How should I deal with my UNIQUE constraints durin

2019-06-07 00:45发布

问题:

when I execute the following sql (which is contained by a sql file generated by pg_dump of Postgres9.4) in greenplum:

CREATE TABLE "public"."trm_concept" (
"pid" int8 NOT NULL,
"code" varchar(100)  NOT NULL,
"codesystem_pid" int8,
"display" varchar(400) ,
"index_status" int8,
CONSTRAINT "trm_concept_pkey" PRIMARY KEY ("pid"),
CONSTRAINT "idx_concept_cs_code" UNIQUE ("codesystem_pid", "code")
);

I got this error:

ERROR:  Greenplum Database does not allow having both PRIMARY KEY and UNIQUE constraints

why greenplum doesn't allow this? I really need this unique constraint to guarantee some rule, how can I fix it in greenplum?

回答1:

  • a UNIQUE constraint is done with a btree index
  • Primary Keys imply UNIQUE and NOT NULL
  • GreenPlum distributes to child/shards or whatever on whatever you claim as UNIQUE.

For GreenTree to implement a UNIQUE constraint -- as you want -- that index would have to be

  • copied to every child
  • updated in an ACID compliant manner

Doing that would totally remove the benefits of running GreenPlum. You may as well move back to PostgreSQL.

From the docs about CREATE TABLE

When creating a table, there is an additional clause to declare the Greenplum Database distribution policy. If a DISTRIBUTED BY or DISTRIBUTED RANDOMLY clause is not supplied, then Greenplum assigns a hash distribution policy to the table using either the PRIMARY KEY (if the table has one) or the first column of the table as the distribution key. Columns of geometric or user-defined data types are not eligible as Greenplum distribution key columns. If a table does not have a column of an eligible data type, the rows are distributed based on a round-robin or random distribution. To ensure an even distribution of data in your Greenplum Database system, you want to choose a distribution key that is unique for each record, or if that is not possible, then choose DISTRIBUTED RANDOMLY.

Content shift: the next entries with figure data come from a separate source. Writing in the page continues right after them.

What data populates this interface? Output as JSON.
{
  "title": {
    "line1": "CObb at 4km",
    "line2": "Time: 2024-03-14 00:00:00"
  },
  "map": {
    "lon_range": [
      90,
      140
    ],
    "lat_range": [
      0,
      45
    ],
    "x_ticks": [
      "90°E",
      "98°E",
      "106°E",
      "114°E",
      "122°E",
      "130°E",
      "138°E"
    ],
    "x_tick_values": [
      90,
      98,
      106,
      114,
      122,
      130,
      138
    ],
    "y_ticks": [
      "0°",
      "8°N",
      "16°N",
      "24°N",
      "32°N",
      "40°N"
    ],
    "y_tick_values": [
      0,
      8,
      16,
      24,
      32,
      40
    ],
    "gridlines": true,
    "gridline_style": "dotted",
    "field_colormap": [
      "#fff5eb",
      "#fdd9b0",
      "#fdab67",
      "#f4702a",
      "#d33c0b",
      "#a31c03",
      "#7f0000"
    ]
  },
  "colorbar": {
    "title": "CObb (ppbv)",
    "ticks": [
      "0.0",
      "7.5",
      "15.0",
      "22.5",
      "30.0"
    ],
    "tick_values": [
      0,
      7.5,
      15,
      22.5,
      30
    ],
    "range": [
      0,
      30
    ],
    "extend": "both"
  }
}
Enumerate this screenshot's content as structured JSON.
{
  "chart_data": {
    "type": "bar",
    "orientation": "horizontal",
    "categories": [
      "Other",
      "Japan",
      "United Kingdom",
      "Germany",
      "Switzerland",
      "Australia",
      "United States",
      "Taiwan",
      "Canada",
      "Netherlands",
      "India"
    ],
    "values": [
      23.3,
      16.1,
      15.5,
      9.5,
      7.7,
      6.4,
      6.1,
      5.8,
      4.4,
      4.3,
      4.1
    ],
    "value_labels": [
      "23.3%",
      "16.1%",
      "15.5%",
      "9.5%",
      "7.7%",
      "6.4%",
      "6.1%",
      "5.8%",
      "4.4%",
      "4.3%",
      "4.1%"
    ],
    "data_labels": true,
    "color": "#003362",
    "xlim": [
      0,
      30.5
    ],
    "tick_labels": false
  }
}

Same doc says this about PRIMARY KEY,

For a table to have a primary key, it must be hash distributed (not randomly distributed), and the primary key The column(s) that are unique must contain all the columns of the Greenplum distribution key.

Here is what the docs on CREATE INDEX

In Greenplum Database, unique indexes are allowed only if the columns of the index key are the same as (or a superset of) the Greenplum distribution key. On partitioned tables, a unique index is only supported within an individual partition - not across all partitions.



回答2:

Many (perhaps most) analytic databases offer no support for constraints like these. Greenplum is somewhat unique in supporting enforceable PRIMARY KEY.

FWIW, in Redshift I run extra logic after any ETL step that changes data to ensure that my constraints are still valid.

You could try the same approach here but I would strongly suggest that you partition the table on the columns which will be checked.